Passing by this little oasis in the hills, which has thus from time immemorial been the site of festal excursions from the capital, we began the long ascent which led, not, as we hoped, to Jerusalem, but to the edge of the plateau on the opposite side of which the city stands. The road, afterwards so familiar to me, seemed longer when the distance was unknown than when every way-mark was recognised as showing nearer approach to the end of the journey; and we did not halt to admire, as I often did afterwards, the fine view from the brow of the hill.
From that brow the great valley is seen winding southwards, and the high rounded ascent to Kŭstŭl bars out the view of the plain. Northwards the conical point of Neby Samwîl, crowned with its minaret, is a conspicuous object, and in the evening when the long shadows steal up the rugged hillsides, and the western slopes are ruddy in the setting sun, the breadth and grandeur of the colouring of the wild shapeless mountains is extremely striking, and grows upon one every time the scene opens before one’s eyes.
The first approach to Jerusalem from the west is decidedly disappointing. From the east, north, and south, the aged walls, the mosque, and Holy Sepulchre, come into view at some distance, and the scene is striking; but from the west the city is approached within less than a quarter of a mile before it is seen. The first object is the huge Russian cathedral outside the town, built in 1864. The white walls and heavy leaden roofs in the Neobyzantine style block out ancient Jerusalem. Standing on the approximate site of the old tower of Psephinus, the Russian Hospice commands the whole town, and is thought by many to be in a position designedly of military strength.

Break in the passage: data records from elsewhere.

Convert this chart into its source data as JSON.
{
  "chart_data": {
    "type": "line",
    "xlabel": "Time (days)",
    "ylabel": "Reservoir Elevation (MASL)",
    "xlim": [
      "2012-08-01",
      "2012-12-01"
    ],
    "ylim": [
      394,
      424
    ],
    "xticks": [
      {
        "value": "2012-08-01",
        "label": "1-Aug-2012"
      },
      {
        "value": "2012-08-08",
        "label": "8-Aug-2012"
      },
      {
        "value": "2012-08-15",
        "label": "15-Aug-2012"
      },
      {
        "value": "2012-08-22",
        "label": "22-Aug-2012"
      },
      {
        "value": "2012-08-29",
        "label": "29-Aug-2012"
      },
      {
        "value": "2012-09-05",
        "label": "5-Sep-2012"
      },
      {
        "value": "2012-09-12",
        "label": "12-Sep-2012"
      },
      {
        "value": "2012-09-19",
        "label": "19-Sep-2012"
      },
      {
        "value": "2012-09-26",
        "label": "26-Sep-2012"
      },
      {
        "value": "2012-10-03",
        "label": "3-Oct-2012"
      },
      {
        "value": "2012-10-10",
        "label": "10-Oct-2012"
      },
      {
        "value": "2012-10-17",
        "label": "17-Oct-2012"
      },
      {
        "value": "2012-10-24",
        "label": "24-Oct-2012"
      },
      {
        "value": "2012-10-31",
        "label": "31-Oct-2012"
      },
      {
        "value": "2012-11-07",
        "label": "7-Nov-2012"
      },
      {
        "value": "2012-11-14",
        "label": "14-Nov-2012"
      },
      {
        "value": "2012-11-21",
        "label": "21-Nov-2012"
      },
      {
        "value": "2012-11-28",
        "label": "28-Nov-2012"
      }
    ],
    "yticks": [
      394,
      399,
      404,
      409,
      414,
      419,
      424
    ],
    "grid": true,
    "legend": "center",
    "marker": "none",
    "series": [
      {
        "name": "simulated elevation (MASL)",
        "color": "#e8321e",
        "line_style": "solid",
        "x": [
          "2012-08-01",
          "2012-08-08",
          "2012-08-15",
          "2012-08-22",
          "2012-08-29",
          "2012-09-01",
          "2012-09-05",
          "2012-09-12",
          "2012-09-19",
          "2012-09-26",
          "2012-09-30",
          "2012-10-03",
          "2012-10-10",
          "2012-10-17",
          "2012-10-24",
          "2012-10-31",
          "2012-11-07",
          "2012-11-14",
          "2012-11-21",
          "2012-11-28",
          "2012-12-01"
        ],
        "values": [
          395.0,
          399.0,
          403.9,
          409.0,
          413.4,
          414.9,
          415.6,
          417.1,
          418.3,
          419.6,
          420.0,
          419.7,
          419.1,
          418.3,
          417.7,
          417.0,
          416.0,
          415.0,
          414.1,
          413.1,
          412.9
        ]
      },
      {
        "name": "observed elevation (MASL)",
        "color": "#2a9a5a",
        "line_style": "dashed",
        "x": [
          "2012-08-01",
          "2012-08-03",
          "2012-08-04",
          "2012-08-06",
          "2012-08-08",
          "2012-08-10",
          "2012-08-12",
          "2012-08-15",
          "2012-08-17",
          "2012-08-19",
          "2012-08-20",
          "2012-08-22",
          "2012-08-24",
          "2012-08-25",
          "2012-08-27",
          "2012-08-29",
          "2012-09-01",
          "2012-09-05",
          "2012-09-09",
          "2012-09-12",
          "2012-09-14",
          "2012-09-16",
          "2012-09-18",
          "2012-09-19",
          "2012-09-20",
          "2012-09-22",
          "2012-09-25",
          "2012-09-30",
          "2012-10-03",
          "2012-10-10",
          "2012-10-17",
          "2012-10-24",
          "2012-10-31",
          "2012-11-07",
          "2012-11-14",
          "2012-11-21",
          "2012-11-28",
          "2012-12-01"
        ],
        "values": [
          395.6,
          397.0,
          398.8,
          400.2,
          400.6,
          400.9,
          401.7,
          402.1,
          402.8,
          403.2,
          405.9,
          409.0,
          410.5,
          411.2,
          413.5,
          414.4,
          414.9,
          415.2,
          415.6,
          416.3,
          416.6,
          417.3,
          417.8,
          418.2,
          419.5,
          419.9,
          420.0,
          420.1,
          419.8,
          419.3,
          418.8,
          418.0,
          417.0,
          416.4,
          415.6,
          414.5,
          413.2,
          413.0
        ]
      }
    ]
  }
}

When, however, these ugly modern buildings are passed, together with the many white stone villas, country residences of Europeans or rich Jews, which form “New Jerusalem,” the traveller at length comes in view of a long grey battlemented wall, a tower, the dark trees of the Armenian convent garden, and behind all the pale blue line of the Moab hills. He enters between groups of tawny, groaning camels, and black donkeys loaded with firewood, under a dark archway, and forcing a path through a noisy bright-coloured crowd of peasantry, under the shadow of the great Tower of David he alights at a German hotel within the walls of Jerusalem.